El 19 de octubre se celebra la festividad de san Pablo de la Cruz, sacerdote, fundador de los pasionistas. 

Pablo Francisco Danei nació en 1694 en Ovada, un pequeño pueblo de la región piamontesa de Alejandría, y fue el primero de los 16 hijos nacidos en el seno de una familia de origen noble, pero con serias dificultades económicas. Desde muy joven mostró un gran interés por la práctica de las virtudes cristianas y una fe muy sólida, alimentada por la participación diaria en la misa, la frecuencia de los sacramentos y la práctica continua de la oración, pero para ayudar a la familia empezó a trabajar con su padre comerciante. Su vocación, sin embargo, lo llevó a otra parte.

En 1713 Pablo Francisco, joven de 17 años, tuvo una experiencia religiosa muy especial que lo llevó a la decisión de vivir como un monje ermitaño, aunque no pertenecía a ninguna Orden. A la edad de 26 años el obispo le permitió instalarse en una celda detrás de la iglesia de Castellazzo Bormida. Allí maduró la idea de fundar una nueva Congregación, llamada “los Pobres de Jesús”. Dentro de la celda, durante más de un año, se dedicó a escribir la Regla que estaría marcada por el amor a la Cruz de Jesús. Esta, de hecho, será la típica espiritualidad de los religiosos que Pablo guiará: en una época de fe débil, para abrazar la elección más impopular, la que pasa por la oblación de sí mismos y el costoso desapego de la propia comodidad. Comenzó a llamarse a sí mismo “Hermano Pablo de la Cruz” y a ayudar a los pobres y enfermos en los que pudo contemplar el rostro de Jesús crucificado.

Finalmente en 1727 Benedicto XIII autorizó a Pablo a reunir a su alrededor algunos compañeros para ayudarlo. El primero sería su hermano carnal, Juan Bautista: los dos fueron ordenados sacerdotes en el mismo año. Así nació el primer núcleo de la Orden de los Clérigos Descalzos de la Santa Cruz y la Pasión de Nuestro Señor Jesucristo, más tarde llamados Pasionistas. En la base se hallaba una pertenencia radical a la Cruz de Jesús; pertenencia personal que contemplaba la pasión de Cristo no tanto como si el sufrimiento fuera el requisito necesario para “pagar el infinito precio de la redención del pecado”, como se decía en aquel entonces, sino al contrario, pertenencia que honraba y agradecía la pasión de Jesús como “la más alta expresión del amor de Dios por el hombre”. Los primeros religiosos fueron preparados para ser fervientes predicadores: no lucharán contra los turcos con armas, pero con la palabra de Dios y la acción educativa vencerán la ignorancia, la irreligiosidad y el abandono de la práctica del Evangelio.

Pablo de la Cruz habló y escribió mucho: tal vez diez mil cartas o más; su predicación durante el Jubileo de 1750 fue histórica.

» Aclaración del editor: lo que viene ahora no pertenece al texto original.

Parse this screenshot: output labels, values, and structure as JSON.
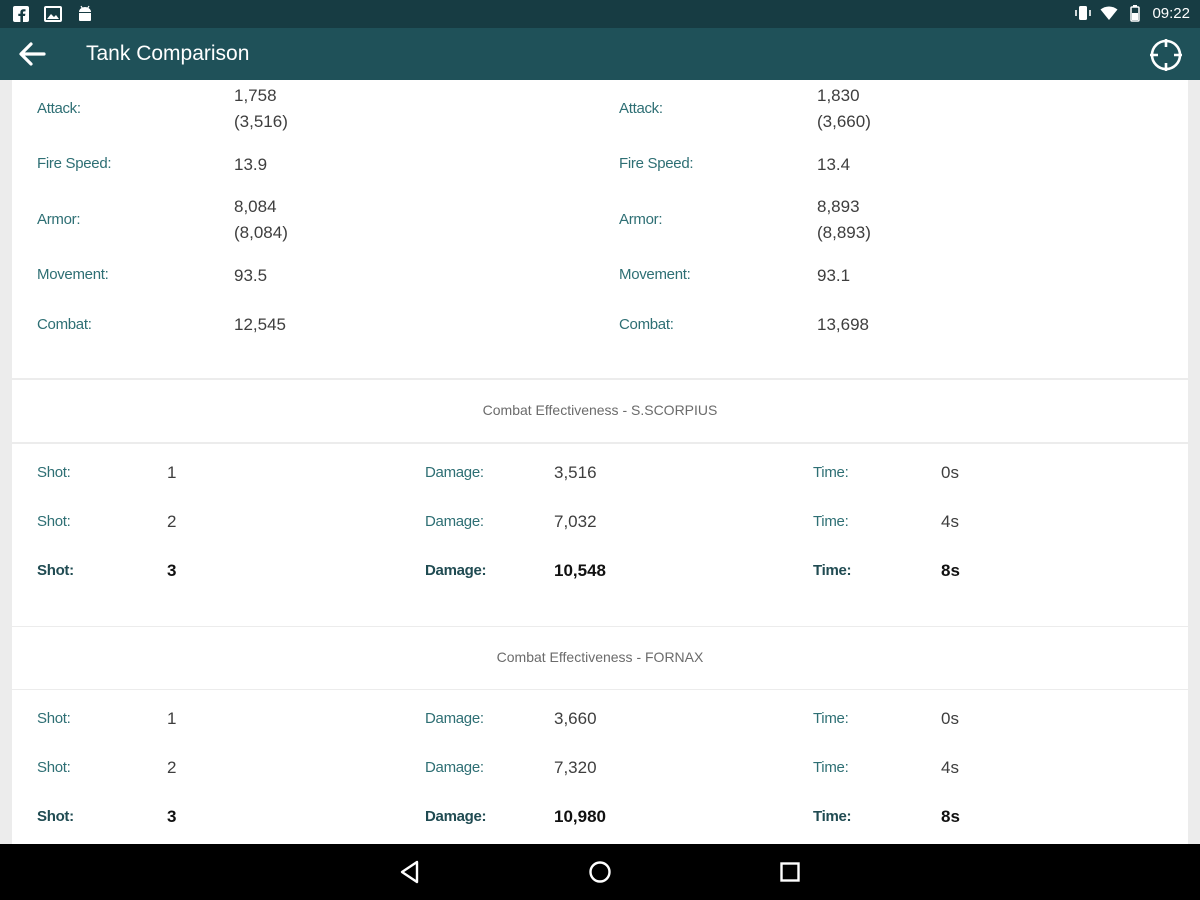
{
  "status_bar": {
    "left_icons": [
      "facebook-icon",
      "image-icon",
      "android-icon"
    ],
    "right_icons": [
      "vibrate-icon",
      "wifi-icon",
      "battery-icon"
    ],
    "time": "09:22"
  },
  "app_bar": {
    "title": "Tank Comparison",
    "back_icon": "arrow-back-icon",
    "action_icon": "crosshair-icon"
  },
  "stats": {
    "left": {
      "attack_label": "Attack:",
      "attack_value": "1,758",
      "attack_sub": "(3,516)",
      "fire_speed_label": "Fire Speed:",
      "fire_speed_value": "13.9",
      "armor_label": "Armor:",
      "armor_value": "8,084",
      "armor_sub": "(8,084)",
      "movement_label": "Movement:",
      "movement_value": "93.5",
      "combat_label": "Combat:",
      "combat_value": "12,545"
    },
    "right": {
      "attack_label": "Attack:",
      "attack_value": "1,830",
      "attack_sub": "(3,660)",
      "fire_speed_label": "Fire Speed:",
      "fire_speed_value": "13.4",
      "armor_label": "Armor:",
      "armor_value": "8,893",
      "armor_sub": "(8,893)",
      "movement_label": "Movement:",
      "movement_value": "93.1",
      "combat_label": "Combat:",
      "combat_value": "13,698"
    }
  },
  "effectiveness": [
    {
      "title": "Combat Effectiveness - S.SCORPIUS",
      "shot_label": "Shot:",
      "damage_label": "Damage:",
      "time_label": "Time:",
      "rows": [
        {
          "shot": "1",
          "damage": "3,516",
          "time": "0s"
        },
        {
          "shot": "2",
          "damage": "7,032",
          "time": "4s"
        },
        {
          "shot": "3",
          "damage": "10,548",
          "time": "8s"
        }
      ]
    },
    {
      "title": "Combat Effectiveness - FORNAX",
      "shot_label": "Shot:",
      "damage_label": "Damage:",
      "time_label": "Time:",
      "rows": [
        {
          "shot": "1",
          "damage": "3,660",
          "time": "0s"
        },
        {
          "shot": "2",
          "damage": "7,320",
          "time": "4s"
        },
        {
          "shot": "3",
          "damage": "10,980",
          "time": "8s"
        }
      ]
    }
  ],
  "nav_bar": {
    "buttons": [
      "back-triangle-icon",
      "home-circle-icon",
      "recents-square-icon"
    ]
  }
}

Su vida, sin embargo, transcurrió en su mayor parte en soledad, en el retiro del Monte Argentario donde se trasladó y donde fundó el primer convento. Desde allí partió para las misiones dirigidas a las zonas más pobres de la Maremma y a las islas más remotas del archipiélago toscano, donde era muy difícil hacer llegar la Palabra de Dios. En 1771, gracias a la colaboración de la Madre Crocefissa Costantini, fundó en Tarquinia la rama femenina de la Congregación: las monjas de clausura que se convertirían en las Hermanas Pasionistas de San Pablo de la Cruz, una congregación de vida apostólica consagrada a la misión educativa, especialmente de las mujeres víctimas de la violencia y la explotación. Pablo murió en Roma en 1775; fue canonizado por Pío IX en 1867.